A:Satin polyurethane is essentially the same type of product as the gloss variety, but it contains a flatting paste in the material to create the lower sheen. Because clear urethane products have very low
viscosity, some of the flatting paste tends to settle to the bottom of the can. For this reason, it is important to
stir the product frequently as you work to ensure greater uniformity of sheen. If the finishing product was applied
without being adequately stirred, the resulting sheen will likely be inconsistent as you described. To fix this, allow
the clear coat to dry completely. Lightly sand the work surface to dull the existing finish and promote better
adhesion of the following coat. Then, apply a thin, final thin coat of the satin product. Be sure to stir frequently
when applying to ensure the final finish is consistently satin throughout. (information courtesy Sherwin-Williams)
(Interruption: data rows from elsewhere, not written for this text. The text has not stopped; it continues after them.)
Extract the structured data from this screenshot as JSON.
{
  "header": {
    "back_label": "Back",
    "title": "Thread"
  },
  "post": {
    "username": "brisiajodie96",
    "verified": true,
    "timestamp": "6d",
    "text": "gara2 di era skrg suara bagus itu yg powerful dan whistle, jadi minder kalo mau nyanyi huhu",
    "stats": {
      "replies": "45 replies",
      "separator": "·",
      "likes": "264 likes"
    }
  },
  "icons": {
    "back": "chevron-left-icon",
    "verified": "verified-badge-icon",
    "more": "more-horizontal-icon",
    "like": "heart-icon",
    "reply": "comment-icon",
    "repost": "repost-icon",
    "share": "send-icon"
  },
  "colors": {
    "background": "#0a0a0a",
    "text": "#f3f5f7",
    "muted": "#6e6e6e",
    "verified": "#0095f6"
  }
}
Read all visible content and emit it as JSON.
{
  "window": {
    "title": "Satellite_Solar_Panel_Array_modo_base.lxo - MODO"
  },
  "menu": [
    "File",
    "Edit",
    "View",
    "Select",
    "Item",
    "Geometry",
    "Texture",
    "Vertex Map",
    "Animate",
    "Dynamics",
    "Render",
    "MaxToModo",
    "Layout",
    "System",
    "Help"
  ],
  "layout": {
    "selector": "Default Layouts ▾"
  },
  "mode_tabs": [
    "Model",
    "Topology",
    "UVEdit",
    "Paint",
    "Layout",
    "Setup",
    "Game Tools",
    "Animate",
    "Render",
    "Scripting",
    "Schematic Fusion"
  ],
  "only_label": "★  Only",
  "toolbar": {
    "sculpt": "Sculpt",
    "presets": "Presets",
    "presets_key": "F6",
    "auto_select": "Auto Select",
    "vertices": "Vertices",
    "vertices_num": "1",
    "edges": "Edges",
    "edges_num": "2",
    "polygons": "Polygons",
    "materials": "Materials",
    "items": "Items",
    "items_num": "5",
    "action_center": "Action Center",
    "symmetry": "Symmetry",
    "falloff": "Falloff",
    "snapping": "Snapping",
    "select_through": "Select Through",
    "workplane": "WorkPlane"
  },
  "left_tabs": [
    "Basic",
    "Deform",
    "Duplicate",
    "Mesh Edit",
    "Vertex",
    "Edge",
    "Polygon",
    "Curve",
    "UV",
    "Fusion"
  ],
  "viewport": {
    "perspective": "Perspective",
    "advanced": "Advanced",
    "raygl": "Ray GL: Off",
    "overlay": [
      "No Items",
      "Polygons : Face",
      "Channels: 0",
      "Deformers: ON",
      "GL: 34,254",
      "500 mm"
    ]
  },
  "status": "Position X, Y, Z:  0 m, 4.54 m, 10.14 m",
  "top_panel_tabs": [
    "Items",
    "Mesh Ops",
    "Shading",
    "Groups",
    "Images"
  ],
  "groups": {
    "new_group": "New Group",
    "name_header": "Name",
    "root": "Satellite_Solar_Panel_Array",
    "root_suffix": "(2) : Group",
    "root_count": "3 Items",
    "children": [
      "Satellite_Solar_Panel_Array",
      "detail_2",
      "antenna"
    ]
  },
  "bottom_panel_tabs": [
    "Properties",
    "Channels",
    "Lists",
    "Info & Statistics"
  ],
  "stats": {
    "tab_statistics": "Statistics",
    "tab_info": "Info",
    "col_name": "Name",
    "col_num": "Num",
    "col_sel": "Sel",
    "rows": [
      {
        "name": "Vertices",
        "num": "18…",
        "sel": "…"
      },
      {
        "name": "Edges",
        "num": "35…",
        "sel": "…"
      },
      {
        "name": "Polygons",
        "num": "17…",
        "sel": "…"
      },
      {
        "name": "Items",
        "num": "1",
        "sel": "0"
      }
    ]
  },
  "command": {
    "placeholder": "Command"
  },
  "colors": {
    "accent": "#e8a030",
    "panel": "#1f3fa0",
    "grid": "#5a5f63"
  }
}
Q:I’d like to purchase an HDMI cable for my new HDTV, but the 6-foot cables at the electronics store are $50 each. I’ve found some cheaper cables online for only about $10. Is there any advantage to paying
for the more expensive cable?
A:An HDMI (High-Definition Multimedia Interface) cable is a type of digital connection that can transmit high-definition video and high-resolution audio over a single cable, rather than using a bundle of analog
and component-video cables. Regardless of what the salesman at the electronics store may tell you, there is no
significant difference between the $10 cable and the $50 version. The digital information transmitted by both
cables is exactly the same, and no HDMI cable will make the picture any better or worse than another HDMI cable.